Kojiki (Chamberlain, 1882)/Section 141
Appearance
[Sect. CXLI.—Emperor In-giyō (Part V.—Prince Karu Loves His Sister Princess So-tohoshi).]
After the decease of the Heavenly Sovereign, it was settled that King Karu of Ki-nashi should rule the Sun’s succession.[1] But in the interval before his accession, he debauched his younger sister the Great Lady of Karu, and sang, saying:
“Making rice-fields on the mountain, making hidden conduits run on account of the mountain’s height:—to-day indeed [my] body easily touches the younger sister whom I wooed with a hidden wooing, the spouse for whom I wept with a hidden weeping.”[2]
This is a Hind-Lifting Song.[3] Again he sang, saying:
“The rattle-rattle of the hail against the bamboo-grass:—After I shall have certainly slept, what though I be plotted against by people! When I shall have slept a good sleep delightfully, if there is the disorder of the cut Hydropyrum latifolium, let there be disorder,—when I shall have slept a good sleep!”[4]
This is a Rustic Lifting Song.[5]
- ↑ See Sect. XXXII, Note 27. The wording of this sentence would make it appear that it was only after the Emperor In-giyō’s death that King Karu was chosen to succeed him. But probably King Karu had been appointed Heir Apparent (皇太子) during his father’s life-time, as is indeed expressly stated in the “Chronicles,” and is implied in later passages of this work; and what our author meant to say was: “It was settled that King Karu should rule the Empire after the former Sovereign’s decease,” etc.

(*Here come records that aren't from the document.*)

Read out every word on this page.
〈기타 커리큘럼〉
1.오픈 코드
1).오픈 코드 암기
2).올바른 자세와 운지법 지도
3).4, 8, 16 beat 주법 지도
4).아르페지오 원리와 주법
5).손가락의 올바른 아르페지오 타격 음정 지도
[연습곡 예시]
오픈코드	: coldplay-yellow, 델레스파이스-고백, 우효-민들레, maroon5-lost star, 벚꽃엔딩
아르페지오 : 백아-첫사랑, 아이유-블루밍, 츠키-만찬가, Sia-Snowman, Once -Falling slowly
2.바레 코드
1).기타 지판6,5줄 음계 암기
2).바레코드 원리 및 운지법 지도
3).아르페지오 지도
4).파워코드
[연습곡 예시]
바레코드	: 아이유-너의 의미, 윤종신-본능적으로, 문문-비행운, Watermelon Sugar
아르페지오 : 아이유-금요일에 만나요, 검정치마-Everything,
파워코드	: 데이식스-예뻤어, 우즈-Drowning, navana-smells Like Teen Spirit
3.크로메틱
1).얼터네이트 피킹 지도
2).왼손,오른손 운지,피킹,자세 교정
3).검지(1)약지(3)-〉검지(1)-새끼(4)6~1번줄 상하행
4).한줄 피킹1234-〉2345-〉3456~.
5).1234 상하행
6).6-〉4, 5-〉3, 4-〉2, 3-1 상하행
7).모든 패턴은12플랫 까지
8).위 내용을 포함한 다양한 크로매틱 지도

- ↑ The meaning of the Song is: “The sister, the mistress, whom I wooed with such difficulty, is now easily mine.”—The first phrase, down to mountain’s height,” is but a “Preface” to the poem properly so called, serving to introduce by a jeu-de-mots the word shita-dohi, which means not only “hidden conduit,” but “hidden wooing.” At the same time the implied comparison of the poet’s secret love of one so difficult to obtain as his own sister, to the course of the water in hidden conduits which is carried up the mountain’s side to irrigate a field perched in a spot almost inaccessible, is by no means devoid of aptness. The word “mountain” (yama) is in the original preceded by the Pillow-Word ashihiki (or ashibiki) no, whose signification is obscure and much disputed.
- ↑ Shirage-uta (written phonetically). The interpretation of the term here adopted is that which has the sanction of Motowori and Moribe. They explain it to signify that the voice rose gradually towards the latter part of the Song.
- ↑ As in the case of the preceding Song, the first phrase is but a Preface, which plays on the coincidence in sound between the words tashi-dashi, “rattling,” and tashika, “certainly,” i.e. “undisturbedly.” The signification of the Song proper is: “If I shall but have gratified my passion, what care I however men may plot against me? If I can but press my beloved to my bosom, let all things go to rack and ruin, like the Hydropyrum latifolium, a grass which, when cut, falls into disorder!”—Of the sentiment of the Song, the less said the better; but viewed simply from a literary point of view, it is certainly one of the most fascinating little productions of the early Japanese muse, and the literal rendering of it into English does it woful injustice. Moribe rightly rejects Motowori’s proposal to divide the poem in two after the words hito hahiyu to mo, “plotted against by people.” Kari-komo no, “of the Hydropyrum latifolium,” is a Pillow-Word.
- ↑ Hinaburi no age-uta. The commentators have nothing more precise to tell us concerning the expression “Lifting-Song” than that “it refers to the lifting of the voice in singing.”